I drive home in silence, missing the chatter and even the requests to “get-a out”. Again, I instinctively check the rear-view mirror only to find my car seat still missing. My Jackson, still missing. I drive through our old neighborhood, past our flower walk roads and familiar streets. I drive by our old house and the park. I drive by the school he was supposed to go to when he started Kindergarten and by the bakery he loved to visit on the weekends for “mo’ bread”. I notice that the bench where we’d sit has been removed and burst into tears. I watch all the parents with babies in their carriers and toddlers in their strollers and feel angry that their children are alive. And then shudder with disgust at my own thought. I notice the rain and all the sirens and wonder how I can simultaneously feel so much anger at how rarely children die (why did the world have to single mine out, then?!) meanwhile so much fear at how common this tragedy is (this will most certainly happen to me again).

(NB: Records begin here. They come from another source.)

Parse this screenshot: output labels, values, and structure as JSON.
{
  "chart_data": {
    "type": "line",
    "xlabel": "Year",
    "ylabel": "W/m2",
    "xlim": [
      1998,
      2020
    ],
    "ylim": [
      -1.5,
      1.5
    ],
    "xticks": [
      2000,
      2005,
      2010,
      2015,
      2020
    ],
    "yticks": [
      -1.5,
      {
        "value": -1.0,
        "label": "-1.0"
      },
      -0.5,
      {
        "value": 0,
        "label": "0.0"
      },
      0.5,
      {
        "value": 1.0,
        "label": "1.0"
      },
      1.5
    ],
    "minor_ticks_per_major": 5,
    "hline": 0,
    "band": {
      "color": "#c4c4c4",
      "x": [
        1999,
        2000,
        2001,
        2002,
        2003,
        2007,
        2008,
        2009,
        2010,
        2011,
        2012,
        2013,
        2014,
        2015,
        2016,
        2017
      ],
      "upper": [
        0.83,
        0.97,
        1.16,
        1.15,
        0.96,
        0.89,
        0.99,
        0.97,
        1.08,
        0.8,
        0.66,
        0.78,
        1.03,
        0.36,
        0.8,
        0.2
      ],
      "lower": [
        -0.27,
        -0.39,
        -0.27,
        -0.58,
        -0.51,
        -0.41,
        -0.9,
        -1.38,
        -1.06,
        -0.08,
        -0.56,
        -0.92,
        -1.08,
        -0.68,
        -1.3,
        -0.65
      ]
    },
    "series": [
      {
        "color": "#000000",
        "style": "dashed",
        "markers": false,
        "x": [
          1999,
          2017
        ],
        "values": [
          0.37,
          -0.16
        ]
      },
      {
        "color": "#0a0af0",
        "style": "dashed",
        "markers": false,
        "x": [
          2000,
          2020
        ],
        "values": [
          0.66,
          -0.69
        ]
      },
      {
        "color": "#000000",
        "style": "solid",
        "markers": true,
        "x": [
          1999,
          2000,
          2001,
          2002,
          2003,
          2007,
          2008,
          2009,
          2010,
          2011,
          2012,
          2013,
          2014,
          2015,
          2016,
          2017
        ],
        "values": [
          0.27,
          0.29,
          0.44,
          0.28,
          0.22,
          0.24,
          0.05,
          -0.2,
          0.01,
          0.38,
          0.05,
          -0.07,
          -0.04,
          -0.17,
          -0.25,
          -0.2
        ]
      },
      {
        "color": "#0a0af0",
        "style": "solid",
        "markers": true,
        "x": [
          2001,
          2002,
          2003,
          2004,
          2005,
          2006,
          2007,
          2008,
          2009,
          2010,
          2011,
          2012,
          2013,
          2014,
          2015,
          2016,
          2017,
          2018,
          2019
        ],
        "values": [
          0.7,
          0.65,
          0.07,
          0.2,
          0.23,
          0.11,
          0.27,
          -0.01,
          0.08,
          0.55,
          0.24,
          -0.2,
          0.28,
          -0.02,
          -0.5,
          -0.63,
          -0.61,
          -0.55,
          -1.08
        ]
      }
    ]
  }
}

I pull up to our house, which looks so sad now in the rain. I turn off the engine and quite literally hear nothing on our already quiet street, only quieter now without Jackson. I open the car door, then open the gate, then open the house door, pulling my self and my body forward through each motion, in shock over how difficult such an easy sequence of events can feel.

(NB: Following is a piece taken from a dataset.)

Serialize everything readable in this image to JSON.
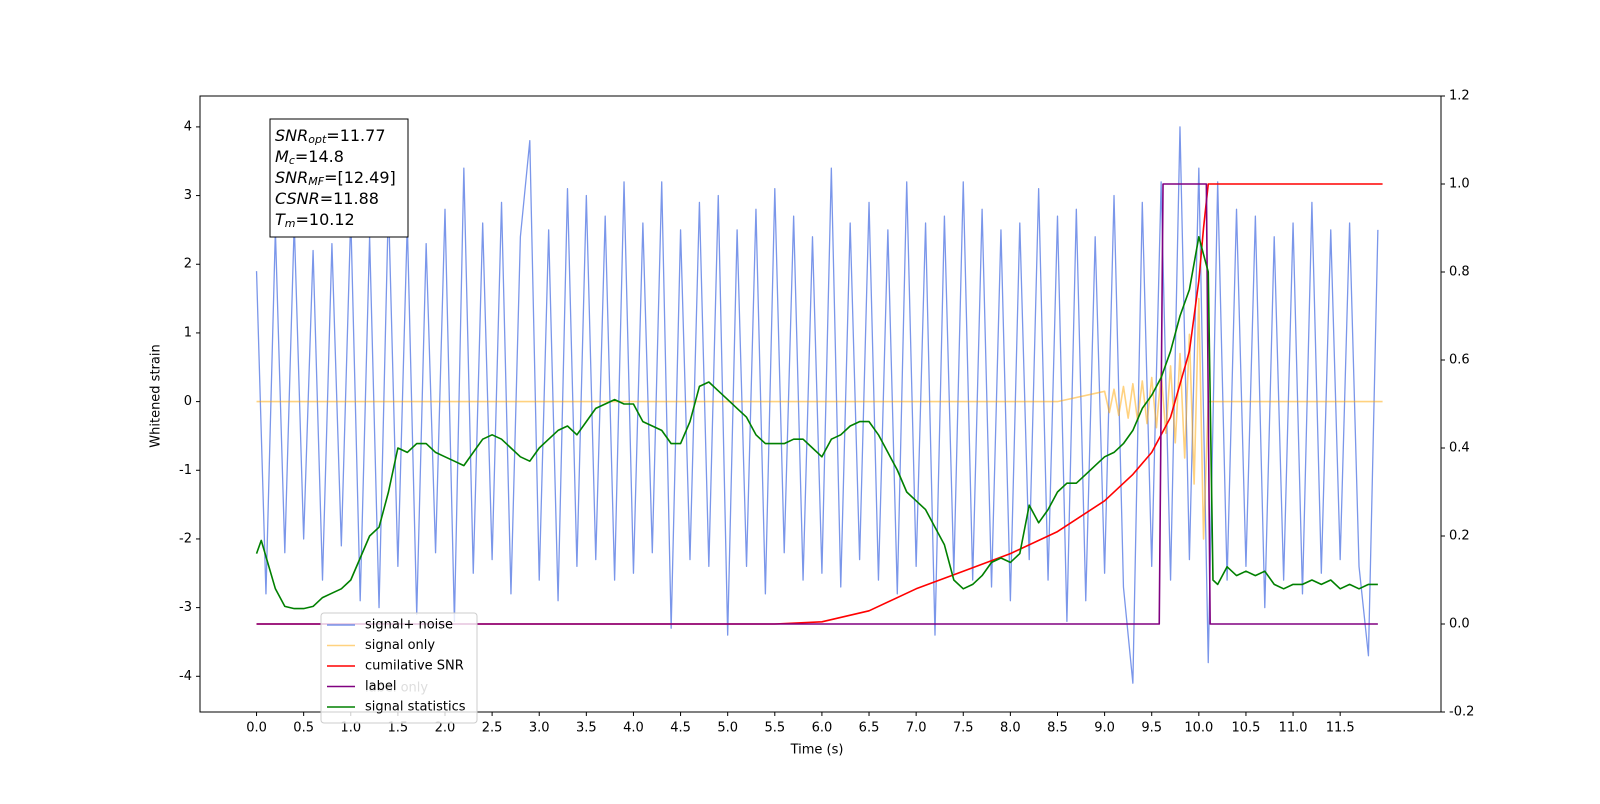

Once inside, I hug Bryan and Stella. I feel grateful for their warm bodies and their love. I change into warm clothes and turn on the fireplace. I force myself to walk through the motions of the evening, like a soldier on a treadmill. Painfully aware of the discrepancy between evenings now and evenings past. My body tells me when it’s time for dinner, time for bath time, time for stories, and time for bed. I wonder how I can tell my body what has happened, as it so clearly continues to expect him to be here with constant, relentless reminders of all mealtimes, naptimes, bathtimes lapsed. I wonder how to tell my body to stop making milk, and then even more painfully wonder if it already stopped.

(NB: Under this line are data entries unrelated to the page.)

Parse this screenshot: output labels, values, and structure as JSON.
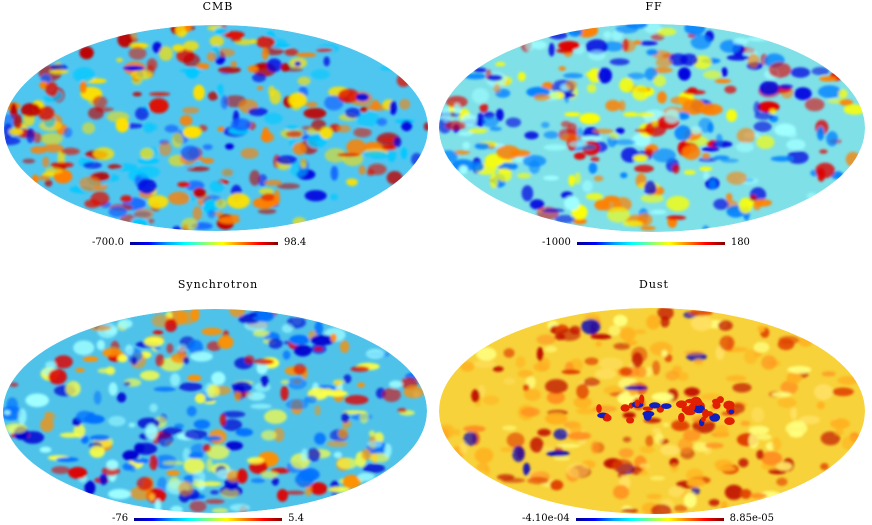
{
  "panels": [
    {
      "id": "cmb",
      "title": "CMB",
      "colorbar": {
        "min_label": "-700.0",
        "max_label": "98.4"
      },
      "base_color": "#4fc6f0"
    },
    {
      "id": "ff",
      "title": "FF",
      "colorbar": {
        "min_label": "-1000",
        "max_label": "180"
      },
      "base_color": "#7fe0e8"
    },
    {
      "id": "synchrotron",
      "title": "Synchrotron",
      "colorbar": {
        "min_label": "-76",
        "max_label": "5.4"
      },
      "base_color": "#4fc2ea"
    },
    {
      "id": "dust",
      "title": "Dust",
      "colorbar": {
        "min_label": "-4.10e-04",
        "max_label": "8.85e-05"
      },
      "base_color": "#f7d23a"
    }
  ],
  "colormap": [
    "#00008f",
    "#0000ff",
    "#00a0ff",
    "#00ffff",
    "#80ff80",
    "#ffff00",
    "#ff8000",
    "#ff0000",
    "#800000"
  ]
}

We turn on the TV, or play a board game, or talk about something other than Jackson. Except that everything is a reminder of Jackson. Everything he loved or would come to love, places we went or were hoping to take him, things we taught him or never got to teach him. We occasionally enjoy a moment or laugh at a joke, and yet Jackson’s absence and inability to laugh with us is always just underneath the surface, never forgotten. We say mundane phrases like “be right back”, “oh”, “right there”, “makes me sad”, “no likey” and hear his voice, sending us into waves of love and loss. We pause often.

It’s late evening and I notice myself tip toing around the house, trying not to make the floors creak, only to remember there is no sleeping toddler downstairs. I decide to go to bed, put an end to yet another day. I walk over to the mantel and visit with my son, but with intention this time. I touch his urn with my hand, running my fingers over the small flower grooves of the box, and kiss him goodnight. Then I immerse my face into his blue owl lovey – the only remaining source of his smell – and luxuriate in his scent. I feel tears fall down my face and whisper “Goodnight my sweet boy. Mama loves you so much”.

I turn off the lights and trudge up the stairs. By the time my head hits the pillow I am exhausted. I lay in bed in Bryan’s comforting embrace and, with the permission of my grief who feels properly attended to, fall asleep.